Schaut man sich die ersten Rezensionen im Internet an (auch ich war interessiert, wie das Album bei den Fans ankommt), bemerkt man, wie sich eine Wand zwischen Band und Altfans aufzutürmen droht. Woran liegt das? Einige Rezensenten bescheinigen Faun einen Hang zum Schlager-Mittelalterpop. Meines Erachtens ist diese Gefahr nicht geboten, denn trotz der deutschen Texte ist das Album vom Schlager-Genre meilenweit entfernt. Die Texte hingegen sind von unterschiedlicher Qualität.

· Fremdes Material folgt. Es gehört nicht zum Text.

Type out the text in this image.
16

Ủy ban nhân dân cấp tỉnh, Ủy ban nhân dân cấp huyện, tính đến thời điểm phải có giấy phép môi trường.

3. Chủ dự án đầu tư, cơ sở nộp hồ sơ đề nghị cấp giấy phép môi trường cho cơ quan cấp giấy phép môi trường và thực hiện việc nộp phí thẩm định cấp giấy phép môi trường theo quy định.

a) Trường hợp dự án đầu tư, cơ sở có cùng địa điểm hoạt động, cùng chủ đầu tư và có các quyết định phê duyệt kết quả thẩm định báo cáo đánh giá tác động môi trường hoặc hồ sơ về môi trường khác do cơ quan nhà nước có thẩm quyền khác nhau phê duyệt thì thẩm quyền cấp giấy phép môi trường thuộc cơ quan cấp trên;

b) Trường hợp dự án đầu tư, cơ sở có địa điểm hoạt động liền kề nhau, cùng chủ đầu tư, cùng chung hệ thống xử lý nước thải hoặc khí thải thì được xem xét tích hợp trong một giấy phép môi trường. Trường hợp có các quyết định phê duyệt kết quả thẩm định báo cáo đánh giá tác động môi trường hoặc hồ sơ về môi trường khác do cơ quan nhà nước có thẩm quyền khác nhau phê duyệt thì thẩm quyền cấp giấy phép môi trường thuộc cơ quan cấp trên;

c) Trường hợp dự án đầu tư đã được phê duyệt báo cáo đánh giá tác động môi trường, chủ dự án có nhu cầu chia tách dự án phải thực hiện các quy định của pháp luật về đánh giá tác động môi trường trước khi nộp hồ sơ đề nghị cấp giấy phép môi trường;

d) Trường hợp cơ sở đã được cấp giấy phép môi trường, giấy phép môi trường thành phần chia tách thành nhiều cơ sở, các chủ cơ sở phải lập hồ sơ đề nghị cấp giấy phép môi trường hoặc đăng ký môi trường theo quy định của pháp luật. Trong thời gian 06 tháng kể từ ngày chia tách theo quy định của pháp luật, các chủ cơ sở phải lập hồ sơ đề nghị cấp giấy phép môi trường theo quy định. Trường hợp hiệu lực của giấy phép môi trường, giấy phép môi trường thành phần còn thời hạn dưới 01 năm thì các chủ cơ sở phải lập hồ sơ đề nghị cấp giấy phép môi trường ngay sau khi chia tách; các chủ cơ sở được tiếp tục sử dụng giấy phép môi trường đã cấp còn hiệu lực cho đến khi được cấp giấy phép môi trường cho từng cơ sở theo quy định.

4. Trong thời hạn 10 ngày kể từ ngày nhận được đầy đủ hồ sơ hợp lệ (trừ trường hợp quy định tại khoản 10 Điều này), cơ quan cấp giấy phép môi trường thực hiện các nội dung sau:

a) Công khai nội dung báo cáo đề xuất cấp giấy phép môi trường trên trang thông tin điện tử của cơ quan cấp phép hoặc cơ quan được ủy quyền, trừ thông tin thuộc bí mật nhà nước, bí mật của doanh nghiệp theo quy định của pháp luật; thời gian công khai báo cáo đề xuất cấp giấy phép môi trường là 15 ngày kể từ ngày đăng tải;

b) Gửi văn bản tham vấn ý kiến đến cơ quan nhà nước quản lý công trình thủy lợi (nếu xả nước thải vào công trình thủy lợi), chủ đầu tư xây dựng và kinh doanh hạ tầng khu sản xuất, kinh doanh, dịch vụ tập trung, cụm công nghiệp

Ein Positivbeispiel für einen gelungenen Text ist die erste Videoauskopplung „Diese kalte Nacht“, Lyrics by Oliver S. Tyr, dem Faun-Mastermind: „Diese Nacht ist kalt und der Wind der bläst / Durch unser Land und wer jetzt noch geht / ist ein armer Tor oder auf dem Weg / Zu der Liebsten die jede Reise lohnt“. Das ist romantisch, aber nicht kitschig, aus meiner Sicht ein guter Text zur Strophe dieses Songs. Ein Gegenbeispiel ist die deutsche Version des irischen Stückes „Siúil a Rún“, das unter dem Titel „Wilde Rose“ doch eine gewisse „Über-Blumigkeit“ nicht verstecken kann.

Warum klingt „Von den Elben“ jetzt also so anders als die Faun, die wir kennen? Einerseits ist es die Genre-Veränderung, die stärker in Richtung Mainstream-Mittelalter geht als früher. Mainstream im Sinne von „gefällig“ oder „bekömmlich“. Aber verändert hat sich auch die Komposition. Das ist nicht verwunderlich, denn während beispielsweise „Totem“ aus 2007 zu 100% musikalisch und textlich von Faun geschrieben wurde (tlw. basierend auf traditionellen Stücken), weist „Von den Elben“ sehr viele Fremdkompositionen und -texte auf. Hier sind Faun dann lediglich Interpret. Auch die Produktion des Albums wurde ausgelagert an das Produzententeam von Valicon (Silbermond, Lena, Eisblume, Glasperlenspiel u.a.). Insgesamt ist alles stärker auf die Gesänge ausgerichtet. Die Leadvocals sind fett, und Chöre unterstützen das Klangvolumen. Der Gangsanteil von Oliver S. Tyr ist mir persönlich zu stark in den Hintergrund gerückt. Duette mit Subway to Sally und Santiano bringen große Namen mit ins Spiel, bereichern das Album künstlerisch aber nur bedingt. Das „Sauflied“ „Tanz mit mir“ ist sehr schwungvoll und macht gewiss auch live Spaß, es hätte aber nicht der künstlerisch und musikalisch gefeiten Band Faun dafür bedurft.

„Von den Elben“ ist ein gut produziertes Mittelalter-Pop-Album in deutscher Sprache, das das Potenzial hat, auch genreübergreifend erfolgreich zu sein. Alle Signale hierfür stehen auf Grün. Viele alteingefleischte Fans stört dies möglicherweise, weil sie den Abbau des „Pagan-Spirit“ ihrer Lieblingsband als notwendig gewordene Unterordnung für den kommerziellen Erfolg interpretieren. In der Tat steht das Album künstlerisch und kompositorisch hinter vielen Altwerken der Band. Und dennoch ist „Von den Elben“ ein gutes Mittelalter-Album geworden, das man empfehlen kann. Die Produktion ist großartig, und wer damit leben kann, dass Erfolg und Kompromissbereitschaft zwei Seiten derselben Medaille sind, der wird auch Zugang zum neuen Album finden. Ich wünsche den Faunen alles nur erdenklich Gute auf ihrem Weg.